Kids difficult to handle
In a recent counseling session, a defiant girl with close-cropped hair began to let down her guard with Priscilla Boyd-Apah, a juvenile probation caseworker.
She doesn't want to go to school because other kids make fun of her, she told Boyd-Apah.
"You need to straighten out your act today," Boyd-Apah said. "How are you going to support yourself if you're not educated?"
The session was arranged by the girl's mother, who was desperate for help and called the department.
"She's like the bad apple out of all of them," the mother said, telling the counselor that the 12-year-old has three younger siblings.
Boyd-Apah said she frequently counsels children whose parents say they can no longer control them. This girl will be taken on a tour of the juvenile boot camp to see where she could end up if she keeps offending, Boyd-Apah said.
But during the session, it became apparent, Boyd-Apah said, that the mother needs help, too.

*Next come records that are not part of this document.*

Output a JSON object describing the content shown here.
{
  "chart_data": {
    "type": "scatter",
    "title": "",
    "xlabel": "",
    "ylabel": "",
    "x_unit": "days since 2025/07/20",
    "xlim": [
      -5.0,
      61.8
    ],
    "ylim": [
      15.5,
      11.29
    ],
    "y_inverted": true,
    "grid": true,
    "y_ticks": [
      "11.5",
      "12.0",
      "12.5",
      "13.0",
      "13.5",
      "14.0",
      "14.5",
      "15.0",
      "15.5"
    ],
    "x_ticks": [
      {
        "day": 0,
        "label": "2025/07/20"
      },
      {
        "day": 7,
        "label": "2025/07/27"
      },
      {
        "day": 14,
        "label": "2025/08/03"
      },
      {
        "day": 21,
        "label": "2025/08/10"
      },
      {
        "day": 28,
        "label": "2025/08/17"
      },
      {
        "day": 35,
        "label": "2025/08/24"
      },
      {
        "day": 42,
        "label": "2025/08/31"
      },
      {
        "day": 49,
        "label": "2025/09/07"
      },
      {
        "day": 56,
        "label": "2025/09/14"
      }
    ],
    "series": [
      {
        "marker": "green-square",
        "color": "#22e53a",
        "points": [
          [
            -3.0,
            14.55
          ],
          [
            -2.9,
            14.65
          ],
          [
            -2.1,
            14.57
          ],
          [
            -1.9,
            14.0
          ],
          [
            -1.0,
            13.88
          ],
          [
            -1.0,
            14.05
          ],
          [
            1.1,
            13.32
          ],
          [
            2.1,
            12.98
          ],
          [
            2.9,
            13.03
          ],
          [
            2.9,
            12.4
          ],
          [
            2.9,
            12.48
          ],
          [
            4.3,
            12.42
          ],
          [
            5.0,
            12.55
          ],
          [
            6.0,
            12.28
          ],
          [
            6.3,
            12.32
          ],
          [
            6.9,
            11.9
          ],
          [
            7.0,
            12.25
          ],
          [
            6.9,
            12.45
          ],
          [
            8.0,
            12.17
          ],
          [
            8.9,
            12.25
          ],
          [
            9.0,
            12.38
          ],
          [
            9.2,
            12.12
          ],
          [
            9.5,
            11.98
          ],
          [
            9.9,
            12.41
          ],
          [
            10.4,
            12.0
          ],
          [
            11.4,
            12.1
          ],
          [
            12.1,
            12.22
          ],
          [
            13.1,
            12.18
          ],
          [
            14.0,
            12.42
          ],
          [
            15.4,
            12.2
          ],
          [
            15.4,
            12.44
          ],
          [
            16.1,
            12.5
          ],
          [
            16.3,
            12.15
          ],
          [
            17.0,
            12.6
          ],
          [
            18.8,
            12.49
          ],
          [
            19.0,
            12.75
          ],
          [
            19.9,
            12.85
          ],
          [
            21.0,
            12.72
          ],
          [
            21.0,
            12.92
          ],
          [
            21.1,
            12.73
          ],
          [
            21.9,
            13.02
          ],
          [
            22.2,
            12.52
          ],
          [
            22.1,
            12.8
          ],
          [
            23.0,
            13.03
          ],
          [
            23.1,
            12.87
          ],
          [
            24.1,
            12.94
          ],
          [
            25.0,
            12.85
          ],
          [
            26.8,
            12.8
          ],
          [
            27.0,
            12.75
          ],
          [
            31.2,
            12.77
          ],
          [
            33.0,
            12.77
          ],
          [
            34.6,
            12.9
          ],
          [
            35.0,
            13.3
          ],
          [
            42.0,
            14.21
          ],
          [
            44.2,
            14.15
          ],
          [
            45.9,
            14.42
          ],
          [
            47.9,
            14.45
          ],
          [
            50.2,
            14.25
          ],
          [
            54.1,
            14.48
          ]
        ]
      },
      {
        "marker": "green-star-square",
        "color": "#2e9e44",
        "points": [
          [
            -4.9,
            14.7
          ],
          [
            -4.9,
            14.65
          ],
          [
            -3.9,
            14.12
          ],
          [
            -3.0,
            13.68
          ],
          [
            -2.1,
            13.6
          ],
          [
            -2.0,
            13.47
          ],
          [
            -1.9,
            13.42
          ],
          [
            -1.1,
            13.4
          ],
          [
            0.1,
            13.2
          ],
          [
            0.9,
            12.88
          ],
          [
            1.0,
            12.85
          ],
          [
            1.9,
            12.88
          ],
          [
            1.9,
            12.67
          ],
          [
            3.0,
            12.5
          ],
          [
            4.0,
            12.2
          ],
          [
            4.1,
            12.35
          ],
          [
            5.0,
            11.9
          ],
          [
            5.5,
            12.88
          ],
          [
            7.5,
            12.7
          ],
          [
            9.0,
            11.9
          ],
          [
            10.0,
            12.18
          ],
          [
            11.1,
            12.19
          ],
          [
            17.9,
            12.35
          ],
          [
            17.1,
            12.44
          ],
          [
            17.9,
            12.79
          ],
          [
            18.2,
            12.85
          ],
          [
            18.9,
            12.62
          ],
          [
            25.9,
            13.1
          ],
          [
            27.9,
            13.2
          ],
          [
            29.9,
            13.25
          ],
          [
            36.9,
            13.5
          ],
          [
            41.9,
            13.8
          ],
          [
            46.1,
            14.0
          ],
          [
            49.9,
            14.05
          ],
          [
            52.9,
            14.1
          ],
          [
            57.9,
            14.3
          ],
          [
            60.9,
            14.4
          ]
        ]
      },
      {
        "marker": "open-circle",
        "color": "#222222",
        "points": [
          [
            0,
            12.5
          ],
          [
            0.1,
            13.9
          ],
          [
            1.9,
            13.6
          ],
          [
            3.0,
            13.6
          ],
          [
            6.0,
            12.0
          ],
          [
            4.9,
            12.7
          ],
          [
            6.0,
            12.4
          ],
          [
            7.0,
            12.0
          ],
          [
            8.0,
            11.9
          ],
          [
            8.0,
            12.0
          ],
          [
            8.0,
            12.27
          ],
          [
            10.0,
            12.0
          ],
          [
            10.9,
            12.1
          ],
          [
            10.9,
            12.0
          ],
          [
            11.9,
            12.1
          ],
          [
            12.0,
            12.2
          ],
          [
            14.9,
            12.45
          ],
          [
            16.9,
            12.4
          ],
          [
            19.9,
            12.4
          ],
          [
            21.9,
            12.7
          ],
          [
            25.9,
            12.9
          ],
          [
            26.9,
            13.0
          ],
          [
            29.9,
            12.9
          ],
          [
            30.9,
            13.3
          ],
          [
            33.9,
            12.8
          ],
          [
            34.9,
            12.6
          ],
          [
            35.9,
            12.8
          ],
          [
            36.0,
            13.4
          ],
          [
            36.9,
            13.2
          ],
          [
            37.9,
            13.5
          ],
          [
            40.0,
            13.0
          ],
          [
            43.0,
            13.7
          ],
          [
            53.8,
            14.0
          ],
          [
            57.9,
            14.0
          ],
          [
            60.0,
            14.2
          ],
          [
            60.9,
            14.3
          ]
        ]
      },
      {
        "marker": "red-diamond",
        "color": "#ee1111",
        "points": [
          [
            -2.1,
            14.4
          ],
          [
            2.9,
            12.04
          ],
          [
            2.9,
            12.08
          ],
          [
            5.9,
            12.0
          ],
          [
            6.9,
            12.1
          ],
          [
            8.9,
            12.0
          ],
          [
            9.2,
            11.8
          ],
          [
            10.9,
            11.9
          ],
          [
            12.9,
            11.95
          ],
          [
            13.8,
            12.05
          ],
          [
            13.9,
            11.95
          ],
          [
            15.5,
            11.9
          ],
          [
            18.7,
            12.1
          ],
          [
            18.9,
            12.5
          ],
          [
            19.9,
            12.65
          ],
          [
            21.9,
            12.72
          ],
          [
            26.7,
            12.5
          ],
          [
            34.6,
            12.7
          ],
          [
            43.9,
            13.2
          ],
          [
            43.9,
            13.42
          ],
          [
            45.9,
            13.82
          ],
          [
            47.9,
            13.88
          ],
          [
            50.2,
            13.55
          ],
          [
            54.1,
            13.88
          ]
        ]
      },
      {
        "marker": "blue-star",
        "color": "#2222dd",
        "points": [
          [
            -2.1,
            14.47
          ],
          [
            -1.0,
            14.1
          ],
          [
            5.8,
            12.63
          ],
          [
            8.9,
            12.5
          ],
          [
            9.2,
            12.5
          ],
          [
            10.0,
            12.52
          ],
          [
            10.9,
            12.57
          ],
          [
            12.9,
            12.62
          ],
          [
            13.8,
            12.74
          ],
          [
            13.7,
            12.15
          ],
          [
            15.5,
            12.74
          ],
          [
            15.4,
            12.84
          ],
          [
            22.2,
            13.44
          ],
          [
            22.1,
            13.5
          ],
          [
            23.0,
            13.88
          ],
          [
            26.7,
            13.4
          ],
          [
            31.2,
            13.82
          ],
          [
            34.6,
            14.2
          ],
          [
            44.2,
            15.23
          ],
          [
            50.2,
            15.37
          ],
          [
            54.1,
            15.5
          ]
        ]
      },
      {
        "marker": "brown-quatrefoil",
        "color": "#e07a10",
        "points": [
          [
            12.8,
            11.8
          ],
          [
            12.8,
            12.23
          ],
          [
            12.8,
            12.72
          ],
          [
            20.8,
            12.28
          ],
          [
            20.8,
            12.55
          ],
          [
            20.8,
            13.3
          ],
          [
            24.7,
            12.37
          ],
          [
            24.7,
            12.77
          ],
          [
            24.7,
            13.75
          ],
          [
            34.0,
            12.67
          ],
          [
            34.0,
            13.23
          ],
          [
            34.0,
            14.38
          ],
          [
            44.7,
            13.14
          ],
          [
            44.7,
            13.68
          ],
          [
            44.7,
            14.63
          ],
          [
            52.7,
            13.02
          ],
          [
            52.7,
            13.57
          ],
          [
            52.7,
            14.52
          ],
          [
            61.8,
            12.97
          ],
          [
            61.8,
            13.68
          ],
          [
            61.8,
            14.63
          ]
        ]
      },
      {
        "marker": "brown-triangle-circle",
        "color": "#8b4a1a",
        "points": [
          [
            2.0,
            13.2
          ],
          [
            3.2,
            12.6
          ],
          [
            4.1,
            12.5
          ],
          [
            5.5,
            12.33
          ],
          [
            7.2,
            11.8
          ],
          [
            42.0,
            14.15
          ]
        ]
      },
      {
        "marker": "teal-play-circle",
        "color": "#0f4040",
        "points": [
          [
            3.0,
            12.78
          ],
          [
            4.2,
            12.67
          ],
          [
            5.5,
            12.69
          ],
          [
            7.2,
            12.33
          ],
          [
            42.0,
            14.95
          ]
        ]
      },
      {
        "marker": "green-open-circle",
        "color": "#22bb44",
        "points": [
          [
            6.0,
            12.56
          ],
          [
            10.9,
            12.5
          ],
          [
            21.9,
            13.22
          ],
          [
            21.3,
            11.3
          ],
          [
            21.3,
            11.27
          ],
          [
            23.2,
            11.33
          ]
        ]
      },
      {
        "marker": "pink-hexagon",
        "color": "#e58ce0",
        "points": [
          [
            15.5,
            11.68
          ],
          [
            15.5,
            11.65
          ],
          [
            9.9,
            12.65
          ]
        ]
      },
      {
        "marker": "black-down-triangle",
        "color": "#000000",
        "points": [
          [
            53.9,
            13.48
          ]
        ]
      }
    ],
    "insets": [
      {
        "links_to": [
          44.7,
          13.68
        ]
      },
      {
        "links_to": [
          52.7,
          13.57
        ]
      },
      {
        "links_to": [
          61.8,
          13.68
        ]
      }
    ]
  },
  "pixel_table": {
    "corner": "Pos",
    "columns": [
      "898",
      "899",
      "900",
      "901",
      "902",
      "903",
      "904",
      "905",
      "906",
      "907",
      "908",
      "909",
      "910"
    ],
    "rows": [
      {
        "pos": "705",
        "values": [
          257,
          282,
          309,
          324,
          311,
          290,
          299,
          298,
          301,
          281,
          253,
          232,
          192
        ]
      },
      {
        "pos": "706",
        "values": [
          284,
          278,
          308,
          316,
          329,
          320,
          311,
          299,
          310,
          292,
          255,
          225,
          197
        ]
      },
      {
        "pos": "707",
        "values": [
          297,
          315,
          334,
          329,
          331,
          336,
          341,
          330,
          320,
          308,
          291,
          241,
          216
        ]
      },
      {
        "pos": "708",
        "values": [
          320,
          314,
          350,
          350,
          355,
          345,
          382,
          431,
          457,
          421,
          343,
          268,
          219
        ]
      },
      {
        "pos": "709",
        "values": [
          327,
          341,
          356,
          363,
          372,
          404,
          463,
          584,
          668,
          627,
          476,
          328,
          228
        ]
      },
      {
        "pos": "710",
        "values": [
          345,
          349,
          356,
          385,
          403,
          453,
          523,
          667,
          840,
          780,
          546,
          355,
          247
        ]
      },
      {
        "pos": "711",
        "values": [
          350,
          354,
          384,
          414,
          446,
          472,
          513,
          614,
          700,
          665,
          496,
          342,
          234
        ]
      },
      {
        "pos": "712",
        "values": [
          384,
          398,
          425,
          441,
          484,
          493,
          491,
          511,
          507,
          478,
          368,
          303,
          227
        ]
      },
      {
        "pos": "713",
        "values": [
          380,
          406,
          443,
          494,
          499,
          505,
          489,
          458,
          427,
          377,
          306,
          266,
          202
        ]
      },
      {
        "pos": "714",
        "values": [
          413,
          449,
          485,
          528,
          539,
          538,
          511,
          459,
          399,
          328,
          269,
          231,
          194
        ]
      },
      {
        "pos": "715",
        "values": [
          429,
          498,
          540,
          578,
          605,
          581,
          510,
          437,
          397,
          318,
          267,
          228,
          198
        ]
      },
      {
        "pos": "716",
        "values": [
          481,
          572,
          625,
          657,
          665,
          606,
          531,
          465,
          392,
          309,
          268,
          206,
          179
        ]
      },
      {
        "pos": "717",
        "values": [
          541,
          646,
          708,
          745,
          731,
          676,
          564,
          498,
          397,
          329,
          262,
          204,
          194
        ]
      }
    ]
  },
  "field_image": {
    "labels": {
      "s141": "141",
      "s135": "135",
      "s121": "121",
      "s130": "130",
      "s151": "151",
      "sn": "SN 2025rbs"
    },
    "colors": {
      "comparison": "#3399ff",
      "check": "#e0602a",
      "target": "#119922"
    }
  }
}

The mother said she doesn't work, and lives on about $200 in monthly government aid. The girl's father, she said, is in prison.
A school counselor who called during the session said the children come to school dirty, Boyd-Apah said.
"They need to come clean and dressed nice for school or else kids will pick at them," Boyd-Apah told the mother, before making a follow-up appointment for the next week.
Justice of the Peace Henry Santana said that when he assesses punishment in truancy cases, he orders the families to get counseling. Some parents just don't know how to communicate with their children without fighting.
"Punishment is not the answer," he said. "They need a lot of counseling, a lot of help to put them on track again."